The company, which raised around ₹500 crore of debt recently, will raise the fresh funds through a combination of equity and structured debt, top company executives said. The fund-raising in India comes after its parent postponed a much-awaited initial public offering (IPO) in September, followed by the replacement of its co-founder Adam Neumann by two co-chief executives.
“...It’s business as usual for WeWork India. Whatever has happened doesn’t impact the India business and we continue to believe in the brand. We have been building the business ourselves and co-working has helped our traditional commercial office business a lot," said Jitu Virwani, chairman of Embassy Group on Thursday. Embassy Buildcon Llp is the holding company of WeWork India, that is owned by Virwani.
The delay of WeWork’s global IPO could only result in one hiccup, which would be to establish the valuation of the Indian affiliate when it is out to raise funds, Virwani said. WeWork India was in talks to raise around $100 million this year from a private investor, but the deal didn’t go through.
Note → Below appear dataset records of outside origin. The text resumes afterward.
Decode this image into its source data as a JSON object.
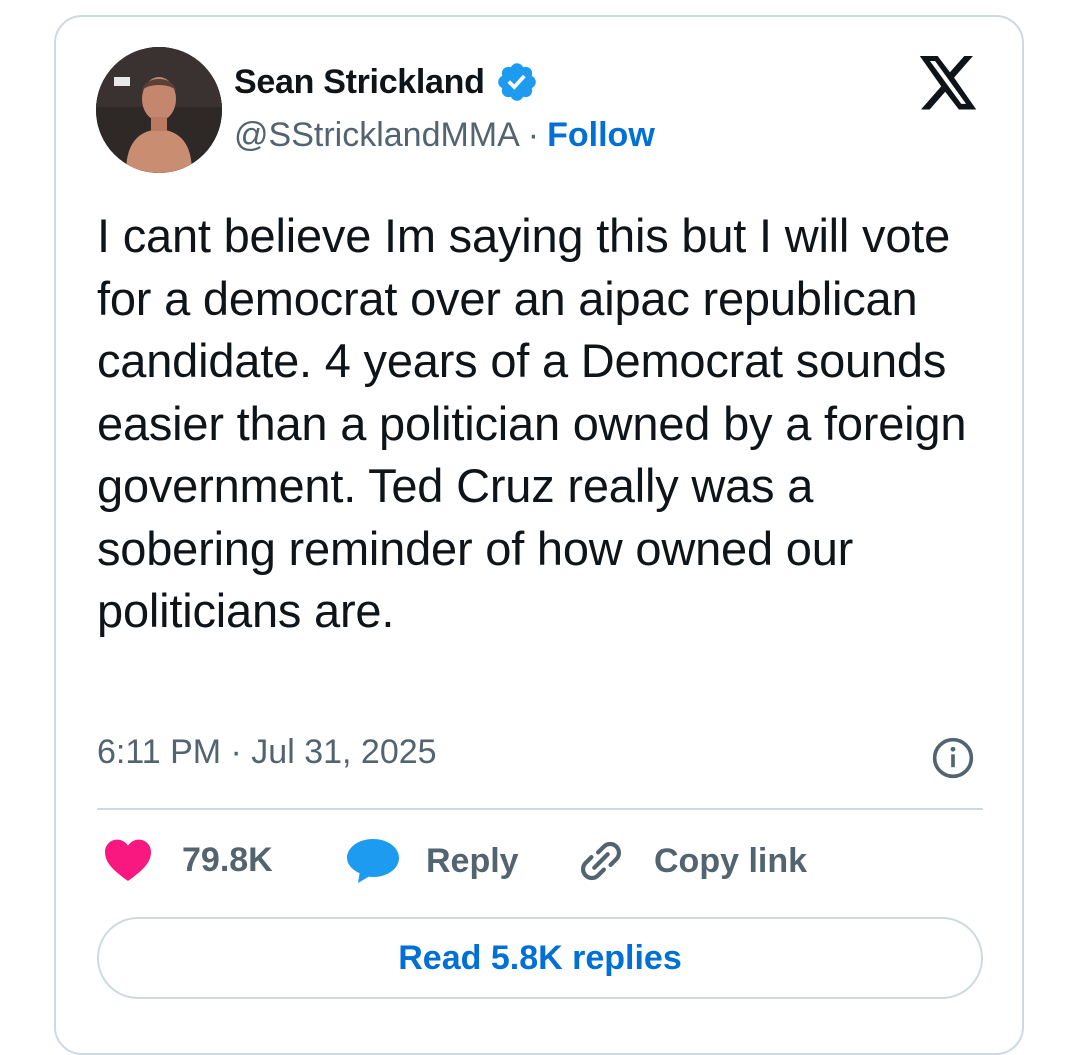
{
  "author": {
    "display_name": "Sean Strickland",
    "handle": "@SStricklandMMA",
    "separator": "·",
    "follow_label": "Follow",
    "verified": true
  },
  "tweet": {
    "text": "I cant believe Im saying this but I will vote for a democrat over an aipac republican candidate. 4 years of a Democrat sounds easier than a politician owned by a foreign government. Ted Cruz really was a sobering reminder of how owned our politicians are.",
    "timestamp": "6:11 PM · Jul 31, 2025"
  },
  "actions": {
    "like_count": "79.8K",
    "reply_label": "Reply",
    "copy_link_label": "Copy link"
  },
  "read_replies_label": "Read 5.8K replies",
  "colors": {
    "accent": "#006fd6",
    "like": "#f91880",
    "reply": "#1d9bf0",
    "muted": "#536471",
    "border": "#cfd9de"
  },
  "icons": [
    "verified-badge-icon",
    "x-logo-icon",
    "info-icon",
    "heart-icon",
    "reply-bubble-icon",
    "link-icon"
  ]
}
Separately, Embassy Group, which has several large office parks, plans to raise ₹4,000 crore by divesting certain assets to institutional investors. If WeWork India’s fund-raising doesn’t work out as planned, Embassy may also pump some capital into its co-working business on its own.
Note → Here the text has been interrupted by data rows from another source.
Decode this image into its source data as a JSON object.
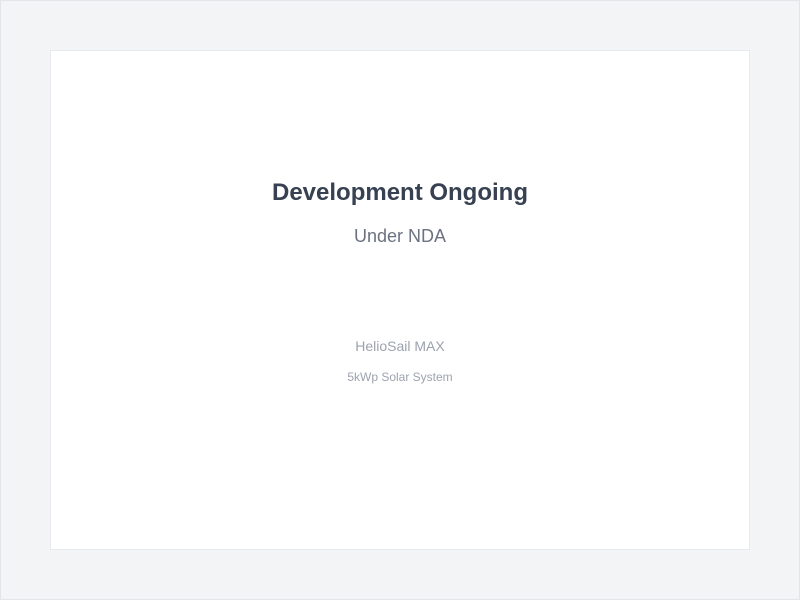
{
  "status": {
    "headline": "Development Ongoing",
    "subheadline": "Under NDA"
  },
  "product": {
    "name": "HelioSail MAX",
    "spec": "5kWp Solar System"
  },
  "colors": {
    "page_background": "#f3f4f6",
    "card_background": "#ffffff",
    "headline": "#374151",
    "subheadline": "#6b7280",
    "product_text": "#9ca3af"
  }
}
“We plan to raise around ₹4,000 crore to primarily pare debt and also keep a cash reserve for the company. We are in talks with a couple of foreign investors and may also form an investment platform with one of them," Virwani said.
Embassy Property Developments Pvt. Ltd, part of Embassy Group, has around ₹7,000 crore of debt, with a large exposure to HDFC Ltd and another bank. Some of the funds may be used to reduce the debt.
Real estate firm Embassy and its long-time investment partner Blackstone Group Lp launched Embassy Office Parks, the country’s first real estate investment trust or REIT earlier this year.
Karan Virwani, CWeO, WeWork India, said the focus has been to grow the business profitably. The firm, which operates around 45,000 desks across cities, leased 10,000 desks in the September quarter alone.
It aims to reach the 100,000-desk milestone by 2020-end. Co-working firms in India have largely been self-funded with some external investments creating 350-400 operators of different sizes offering products at varying price points in India.
The sector’s next phase of growth and survival will depend on the capital they raise, operational efficiency and investor confidence.
Earlier this year, We Co. offered to buy a 70% stake in WeWork India in a cash-and-stock deal valued at $2.75 billion, three years after it entered the country through a brand franchise agreement. With the IPO being indefinitely postponed, it is unlikely that a fresh offer will be made anytime soon.
Unlike other Asian markets such as China and Japan, We Co. operates on a revenue and profit-sharing model with its Indian partner.
At present, WeWork India centres are profitable on an individual basis, but it is yet to turn profitable at the company level, which the Virwanis said will happen next year.